Model Development: SageMaker’s built-in K-Means algorithm was used for guest segmentation. Multiple models were trained with k values from 2 to 7.
Data Preprocessing: The dataset was cleaned by removing outliers from the adr column (values above the 99th percentile) and null values from the number_of_adults_and_children column. Categorical features like customer_type and distribution_channel were one-hot encoded into numerical values for the algorithm. The preprocessed data was formatted as a NumPy array of type ‘float32’ for SageMaker.

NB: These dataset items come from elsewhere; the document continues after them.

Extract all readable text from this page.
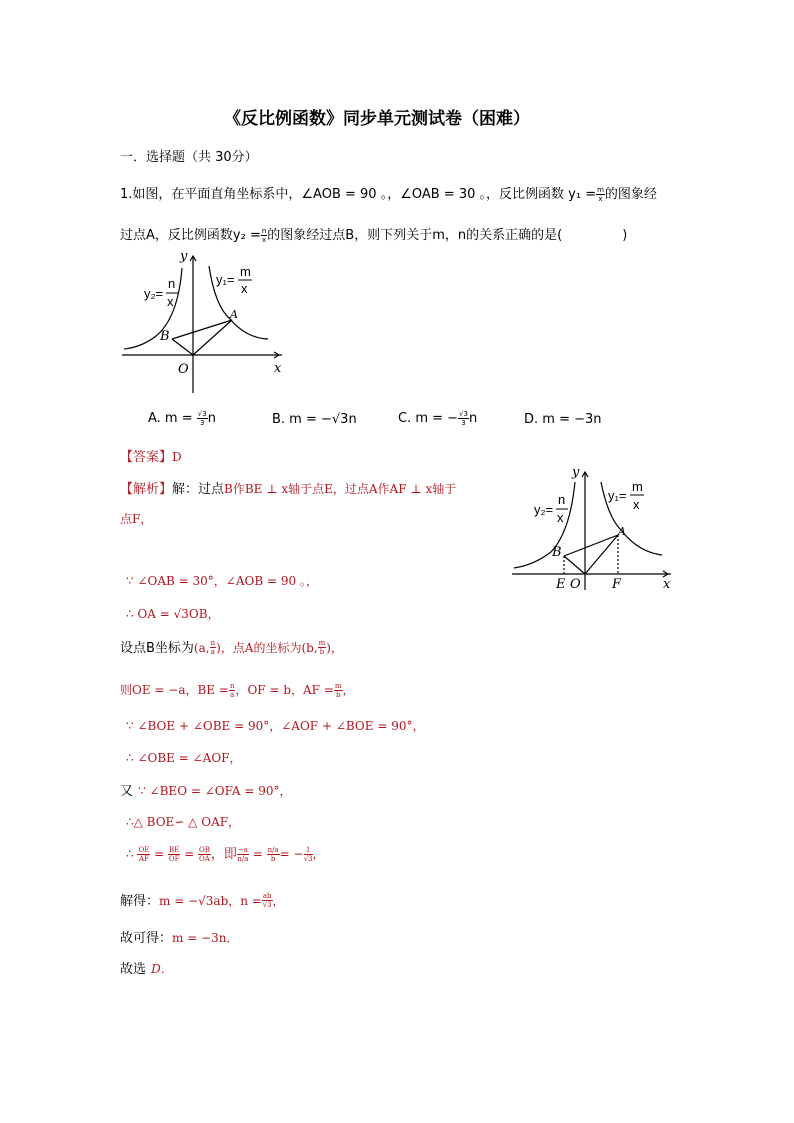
《反比例函数》同步单元测试卷（困难）
一．选择题（共 30分）
1.如图，在平面直角坐标系中，∠AOB = 90 。，∠OAB = 30 。，反比例函数 $y_1 = \frac{m}{x}$ 的图象经
过点A，反比例函数$y_2 = \frac{n}{x}$ 的图象经过点B，则下列关于m，n的关系正确的是(	)
y
x
O
A
B
y₁=
m
x
y₂=
n
x
A. $m = \frac{√3}{3}$ n	B. m = −√3n	C. m = − $\frac{√3}{3}$ n	D. m = −3n
【答案】D
【解析】解：过点B作BE ⊥ x轴于点E，过点A作AF ⊥ x轴于
点F，
y
x
O
E	F
A
B
y₁=
m
x
y₂=
n
x
∵ ∠OAB = 30°，∠AOB = 90 。，
∴ OA = √3OB，
设点B坐标为(a, $\frac{n}{a}$ )，点A的坐标为(b, $\frac{m}{b}$ )，
则OE = −a，BE = $\frac{n}{a}$ ，OF = b，AF = $\frac{m}{b}$ ，
∵ ∠BOE + ∠OBE = 90°，∠AOF + ∠BOE = 90°，
∴ ∠OBE = ∠AOF，
又 ∵ ∠BEO = ∠OFA = 90°，
∴△ BOE∽ △ OAF，
∴ $\frac{OE}{AF} = \frac{BE}{OF} = \frac{OB}{OA}$ ，即 $\frac{-a}{n/a} = \frac{n/a}{b}$ = − $\frac{1}{√3}$ ，
解得：m = −√3ab，$n = \frac{ab}{√3}$ ，
故可得：m = −3n．
故选 D．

Model Optimization: The optimal number of clusters (k) was determined using both the Elbow Method and the Silhouette Method to balance the number of clusters with model variance and data point fit. Hyperparameter tuning was performed using SageMaker’s HyperparameterTuner, which minimized the test:msd (mean squared distance) metric.

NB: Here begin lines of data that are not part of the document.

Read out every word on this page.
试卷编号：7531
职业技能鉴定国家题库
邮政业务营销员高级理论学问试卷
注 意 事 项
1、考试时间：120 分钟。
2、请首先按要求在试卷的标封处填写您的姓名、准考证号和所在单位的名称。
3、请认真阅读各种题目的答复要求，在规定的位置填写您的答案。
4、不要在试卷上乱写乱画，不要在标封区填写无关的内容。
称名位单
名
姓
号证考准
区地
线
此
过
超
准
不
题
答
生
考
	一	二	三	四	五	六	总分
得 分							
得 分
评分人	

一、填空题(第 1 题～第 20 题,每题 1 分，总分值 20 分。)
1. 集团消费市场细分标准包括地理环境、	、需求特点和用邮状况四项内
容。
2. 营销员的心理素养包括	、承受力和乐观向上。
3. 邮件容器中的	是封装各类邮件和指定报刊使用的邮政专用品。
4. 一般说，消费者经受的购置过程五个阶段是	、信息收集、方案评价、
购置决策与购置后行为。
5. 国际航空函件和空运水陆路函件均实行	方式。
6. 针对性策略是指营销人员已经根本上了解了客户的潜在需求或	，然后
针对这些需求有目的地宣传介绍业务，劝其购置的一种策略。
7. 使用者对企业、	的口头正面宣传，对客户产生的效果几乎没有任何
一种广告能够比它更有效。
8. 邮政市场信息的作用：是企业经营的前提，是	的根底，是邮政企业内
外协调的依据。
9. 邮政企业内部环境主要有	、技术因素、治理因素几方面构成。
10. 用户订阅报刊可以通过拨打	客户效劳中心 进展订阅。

Model Deployment: The best-performing model was deployed to a SageMaker endpoint to enable real-time predictions for new customer data. A simple program was created to demonstrate how the deployed model could classify new customers by returning a cluster assignment and the distance to the centroid.

Caveats and Assumptions

Data Limitation: The analysis is based on the provided hotel_bookings_2.csv dataset, and its findings are limited by the scope and quality of this data. While cleaning steps were taken, any unaddressed biases or limitations in the original data may impact the conclusions.
Business Context: The financial projections assume a 10-room property with a baseline occupancy rate of 50%. These numbers serve as a proof-of-concept and may need to be adjusted based on the specific hotel’s size and current performance metrics.
External Factors: The analysis does not account for unforeseen external factors, such as economic downturns, changes in travel trends, or other market disruptions, which could impact hotel occupancy and revenue.
Feature Availability: The effectiveness of the model relies on the availability and accuracy of the specified features (lead time, adr, length of stay, etc.) in real-time hotel systems.